Choose from the following the assumptions we make in fitting data using a GLM.

We assume a conditional distribution for Y given X.

We assume a link function g(\cdot ).

We assume a noise model that captures the relationship between \mathbf{X} and Y.

We assume a linear relationship between the predictors and the linear predictor.

The assumptions we make in fitting data using a Generalized Linear Model (GLM) are:

1. We assume a conditional distribution for Y given X: In GLM, we make an assumption about the distribution of the response variable Y given the predictors X. Typically, this assumption is that Y follows a specific distribution from the exponential family, such as normal, binomial, Poisson, etc.
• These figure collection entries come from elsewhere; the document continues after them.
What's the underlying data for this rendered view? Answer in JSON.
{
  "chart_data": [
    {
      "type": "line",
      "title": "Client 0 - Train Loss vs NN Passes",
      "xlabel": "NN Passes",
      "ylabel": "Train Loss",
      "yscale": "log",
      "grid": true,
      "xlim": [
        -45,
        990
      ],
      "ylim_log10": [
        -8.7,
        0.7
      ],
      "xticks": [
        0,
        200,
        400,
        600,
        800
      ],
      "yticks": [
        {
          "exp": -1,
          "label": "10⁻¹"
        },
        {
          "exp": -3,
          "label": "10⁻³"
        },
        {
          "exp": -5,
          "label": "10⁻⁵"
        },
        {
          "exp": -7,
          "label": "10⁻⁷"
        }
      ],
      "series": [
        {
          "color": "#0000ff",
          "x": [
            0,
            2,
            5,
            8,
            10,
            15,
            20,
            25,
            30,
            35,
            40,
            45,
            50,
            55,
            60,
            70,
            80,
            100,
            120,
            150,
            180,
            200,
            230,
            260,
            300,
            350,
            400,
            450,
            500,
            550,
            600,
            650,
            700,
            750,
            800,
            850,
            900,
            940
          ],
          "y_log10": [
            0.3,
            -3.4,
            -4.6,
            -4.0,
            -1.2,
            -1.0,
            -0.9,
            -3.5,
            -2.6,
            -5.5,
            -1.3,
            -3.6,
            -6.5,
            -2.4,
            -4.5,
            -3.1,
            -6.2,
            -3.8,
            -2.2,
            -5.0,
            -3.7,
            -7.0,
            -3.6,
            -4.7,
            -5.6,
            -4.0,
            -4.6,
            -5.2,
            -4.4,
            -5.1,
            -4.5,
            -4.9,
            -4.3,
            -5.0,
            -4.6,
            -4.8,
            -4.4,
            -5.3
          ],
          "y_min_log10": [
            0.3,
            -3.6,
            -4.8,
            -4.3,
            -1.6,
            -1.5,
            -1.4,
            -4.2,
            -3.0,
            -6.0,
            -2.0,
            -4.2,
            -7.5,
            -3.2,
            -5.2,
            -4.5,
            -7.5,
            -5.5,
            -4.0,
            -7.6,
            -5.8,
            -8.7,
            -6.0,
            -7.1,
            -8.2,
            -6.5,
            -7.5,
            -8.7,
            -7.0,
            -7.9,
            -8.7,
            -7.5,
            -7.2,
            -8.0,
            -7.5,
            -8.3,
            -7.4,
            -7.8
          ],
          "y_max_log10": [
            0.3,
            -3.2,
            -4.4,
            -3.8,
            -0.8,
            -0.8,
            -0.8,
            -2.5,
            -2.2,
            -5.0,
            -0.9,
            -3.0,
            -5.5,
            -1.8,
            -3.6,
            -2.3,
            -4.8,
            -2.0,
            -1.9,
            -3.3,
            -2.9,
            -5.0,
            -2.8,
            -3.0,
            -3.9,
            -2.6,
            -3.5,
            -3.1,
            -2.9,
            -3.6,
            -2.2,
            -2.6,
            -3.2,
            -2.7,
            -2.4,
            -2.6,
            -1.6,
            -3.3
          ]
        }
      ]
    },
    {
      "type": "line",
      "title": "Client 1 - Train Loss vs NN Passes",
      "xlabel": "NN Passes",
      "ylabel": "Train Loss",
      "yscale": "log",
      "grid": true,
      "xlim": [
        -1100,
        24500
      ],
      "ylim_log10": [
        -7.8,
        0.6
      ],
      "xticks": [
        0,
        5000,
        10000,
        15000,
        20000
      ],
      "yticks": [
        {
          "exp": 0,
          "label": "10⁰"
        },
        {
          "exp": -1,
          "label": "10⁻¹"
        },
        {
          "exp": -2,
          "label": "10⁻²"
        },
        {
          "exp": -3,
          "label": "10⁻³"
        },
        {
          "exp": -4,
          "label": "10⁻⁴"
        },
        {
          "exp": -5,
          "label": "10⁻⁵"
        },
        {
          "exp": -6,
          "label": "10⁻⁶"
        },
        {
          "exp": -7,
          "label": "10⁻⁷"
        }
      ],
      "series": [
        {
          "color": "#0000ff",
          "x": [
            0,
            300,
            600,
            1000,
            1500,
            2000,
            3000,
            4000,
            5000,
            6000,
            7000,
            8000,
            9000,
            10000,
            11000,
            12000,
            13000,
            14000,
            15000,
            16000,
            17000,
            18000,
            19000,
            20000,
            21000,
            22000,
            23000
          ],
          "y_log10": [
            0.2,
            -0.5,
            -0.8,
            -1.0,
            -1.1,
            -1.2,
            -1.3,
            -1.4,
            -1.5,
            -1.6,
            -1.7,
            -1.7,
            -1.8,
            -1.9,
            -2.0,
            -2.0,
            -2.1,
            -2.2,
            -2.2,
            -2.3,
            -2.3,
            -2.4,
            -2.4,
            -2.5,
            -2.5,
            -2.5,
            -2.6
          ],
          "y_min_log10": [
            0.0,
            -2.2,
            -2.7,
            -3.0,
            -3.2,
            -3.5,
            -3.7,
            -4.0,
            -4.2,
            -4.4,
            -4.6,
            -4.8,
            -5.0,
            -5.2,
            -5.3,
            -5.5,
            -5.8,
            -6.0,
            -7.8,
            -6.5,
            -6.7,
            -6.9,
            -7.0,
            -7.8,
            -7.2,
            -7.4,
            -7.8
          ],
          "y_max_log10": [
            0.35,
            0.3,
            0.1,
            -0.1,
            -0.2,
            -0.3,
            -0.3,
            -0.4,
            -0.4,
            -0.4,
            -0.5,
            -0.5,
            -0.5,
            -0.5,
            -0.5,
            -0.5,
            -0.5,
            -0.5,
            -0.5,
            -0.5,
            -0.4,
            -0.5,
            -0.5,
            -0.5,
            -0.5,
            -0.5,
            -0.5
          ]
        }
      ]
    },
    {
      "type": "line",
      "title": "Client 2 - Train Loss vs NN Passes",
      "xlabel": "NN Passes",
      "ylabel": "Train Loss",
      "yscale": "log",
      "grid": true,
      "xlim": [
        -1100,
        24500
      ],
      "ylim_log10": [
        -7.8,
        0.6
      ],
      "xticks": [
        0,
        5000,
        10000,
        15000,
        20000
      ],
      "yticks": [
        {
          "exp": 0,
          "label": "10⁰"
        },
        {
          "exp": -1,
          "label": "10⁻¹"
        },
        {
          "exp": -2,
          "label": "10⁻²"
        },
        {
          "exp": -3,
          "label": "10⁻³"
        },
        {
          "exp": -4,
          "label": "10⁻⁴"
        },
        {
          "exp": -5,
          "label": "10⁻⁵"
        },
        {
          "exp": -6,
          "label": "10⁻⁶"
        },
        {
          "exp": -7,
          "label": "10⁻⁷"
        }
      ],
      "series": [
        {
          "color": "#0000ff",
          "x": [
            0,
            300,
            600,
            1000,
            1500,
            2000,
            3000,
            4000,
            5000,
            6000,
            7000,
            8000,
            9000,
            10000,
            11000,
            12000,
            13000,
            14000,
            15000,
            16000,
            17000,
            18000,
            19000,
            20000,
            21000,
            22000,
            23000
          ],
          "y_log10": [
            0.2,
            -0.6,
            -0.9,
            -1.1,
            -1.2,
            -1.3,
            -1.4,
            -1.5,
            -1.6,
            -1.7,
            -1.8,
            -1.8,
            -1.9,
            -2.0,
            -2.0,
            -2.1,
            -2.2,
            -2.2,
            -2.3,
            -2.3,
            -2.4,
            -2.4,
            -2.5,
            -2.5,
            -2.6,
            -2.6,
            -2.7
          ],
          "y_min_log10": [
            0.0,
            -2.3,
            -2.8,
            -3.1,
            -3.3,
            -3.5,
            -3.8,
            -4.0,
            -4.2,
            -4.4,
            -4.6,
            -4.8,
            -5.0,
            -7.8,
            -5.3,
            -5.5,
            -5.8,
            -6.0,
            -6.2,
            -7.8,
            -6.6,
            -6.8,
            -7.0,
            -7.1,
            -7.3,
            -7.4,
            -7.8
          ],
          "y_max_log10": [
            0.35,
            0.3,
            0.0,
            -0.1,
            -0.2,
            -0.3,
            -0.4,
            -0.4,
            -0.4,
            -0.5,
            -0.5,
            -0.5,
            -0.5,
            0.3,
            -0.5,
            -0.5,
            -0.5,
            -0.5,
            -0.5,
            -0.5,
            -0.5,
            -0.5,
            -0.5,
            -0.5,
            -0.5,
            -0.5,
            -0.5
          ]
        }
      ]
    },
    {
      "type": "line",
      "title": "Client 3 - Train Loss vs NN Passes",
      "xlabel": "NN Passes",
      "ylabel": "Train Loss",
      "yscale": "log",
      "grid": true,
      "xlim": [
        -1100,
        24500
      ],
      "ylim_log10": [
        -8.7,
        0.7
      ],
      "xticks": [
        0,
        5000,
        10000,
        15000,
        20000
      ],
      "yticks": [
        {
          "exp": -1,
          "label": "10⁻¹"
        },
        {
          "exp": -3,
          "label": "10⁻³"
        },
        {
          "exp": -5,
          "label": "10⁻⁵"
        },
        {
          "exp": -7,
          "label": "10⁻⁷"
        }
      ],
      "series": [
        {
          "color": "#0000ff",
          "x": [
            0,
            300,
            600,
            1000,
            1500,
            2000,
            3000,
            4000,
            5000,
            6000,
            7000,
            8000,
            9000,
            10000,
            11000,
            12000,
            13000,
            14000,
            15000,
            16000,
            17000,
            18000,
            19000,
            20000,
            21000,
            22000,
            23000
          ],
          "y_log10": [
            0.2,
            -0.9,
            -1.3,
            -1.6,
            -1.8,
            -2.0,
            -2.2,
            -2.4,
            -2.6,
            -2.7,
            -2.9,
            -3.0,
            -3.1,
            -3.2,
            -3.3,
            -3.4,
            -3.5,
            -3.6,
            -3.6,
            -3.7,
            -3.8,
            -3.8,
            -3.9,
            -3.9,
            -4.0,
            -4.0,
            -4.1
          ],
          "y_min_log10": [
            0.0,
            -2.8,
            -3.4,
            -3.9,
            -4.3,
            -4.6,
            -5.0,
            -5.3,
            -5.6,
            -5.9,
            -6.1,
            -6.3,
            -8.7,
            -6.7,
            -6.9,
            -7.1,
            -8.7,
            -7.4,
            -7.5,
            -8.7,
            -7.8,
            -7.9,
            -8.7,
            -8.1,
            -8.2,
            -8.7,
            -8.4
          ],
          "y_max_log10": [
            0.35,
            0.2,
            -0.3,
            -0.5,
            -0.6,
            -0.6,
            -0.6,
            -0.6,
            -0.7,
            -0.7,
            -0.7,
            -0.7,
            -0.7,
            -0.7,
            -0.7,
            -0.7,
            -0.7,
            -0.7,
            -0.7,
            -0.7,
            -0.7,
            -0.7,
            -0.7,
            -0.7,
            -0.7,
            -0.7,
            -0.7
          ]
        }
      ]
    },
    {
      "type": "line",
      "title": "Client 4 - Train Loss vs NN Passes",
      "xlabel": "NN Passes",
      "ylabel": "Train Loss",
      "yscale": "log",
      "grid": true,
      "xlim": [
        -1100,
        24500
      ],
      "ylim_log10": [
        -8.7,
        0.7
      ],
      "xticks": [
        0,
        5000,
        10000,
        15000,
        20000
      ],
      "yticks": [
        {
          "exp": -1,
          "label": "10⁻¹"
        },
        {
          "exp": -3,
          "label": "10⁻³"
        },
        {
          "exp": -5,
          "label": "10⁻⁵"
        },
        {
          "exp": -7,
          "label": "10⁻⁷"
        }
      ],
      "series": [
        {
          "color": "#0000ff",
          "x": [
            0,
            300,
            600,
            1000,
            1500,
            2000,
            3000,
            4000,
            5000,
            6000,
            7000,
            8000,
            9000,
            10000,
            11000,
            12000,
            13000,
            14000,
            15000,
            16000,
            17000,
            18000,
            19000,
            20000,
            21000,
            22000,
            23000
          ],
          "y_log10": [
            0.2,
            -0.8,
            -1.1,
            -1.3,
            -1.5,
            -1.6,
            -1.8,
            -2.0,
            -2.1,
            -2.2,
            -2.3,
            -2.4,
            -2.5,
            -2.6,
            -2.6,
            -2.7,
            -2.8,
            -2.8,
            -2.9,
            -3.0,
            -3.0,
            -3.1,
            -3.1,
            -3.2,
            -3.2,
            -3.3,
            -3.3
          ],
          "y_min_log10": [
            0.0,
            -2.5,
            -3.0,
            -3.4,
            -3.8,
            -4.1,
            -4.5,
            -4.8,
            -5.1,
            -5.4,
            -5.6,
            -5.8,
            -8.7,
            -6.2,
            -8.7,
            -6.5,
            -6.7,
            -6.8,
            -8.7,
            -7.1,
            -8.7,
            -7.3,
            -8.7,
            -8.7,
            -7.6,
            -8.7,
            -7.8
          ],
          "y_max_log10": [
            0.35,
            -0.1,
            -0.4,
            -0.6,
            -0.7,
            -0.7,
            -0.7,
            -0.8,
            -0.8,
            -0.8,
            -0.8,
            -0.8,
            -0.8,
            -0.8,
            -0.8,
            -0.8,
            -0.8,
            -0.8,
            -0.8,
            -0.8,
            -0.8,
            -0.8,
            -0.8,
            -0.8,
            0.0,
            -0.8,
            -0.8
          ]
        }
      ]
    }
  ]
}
2. We assume a link function g(\cdot): GLM assumes that there is a systematic relationship between the predictors X and the mean of the response variable Y. The link function g(\cdot) is used to define this relationship by transforming the mean of Y onto the linear scale. Examples of commonly used link functions include the logit, identity, log, and inverse.

3. We assume a noise model that captures the relationship between X and Y: GLM assumes that the observed response variable Y is not a perfect representation of the true underlying relationship between the predictors X and Y. Instead, there is an element of randomness or noise present in the data. The noise model accounts for this randomness and defines the distributional form of the residuals or errors in the model.

These assumptions help to specify the GLM and guide the estimation procedure for fitting the model to the data.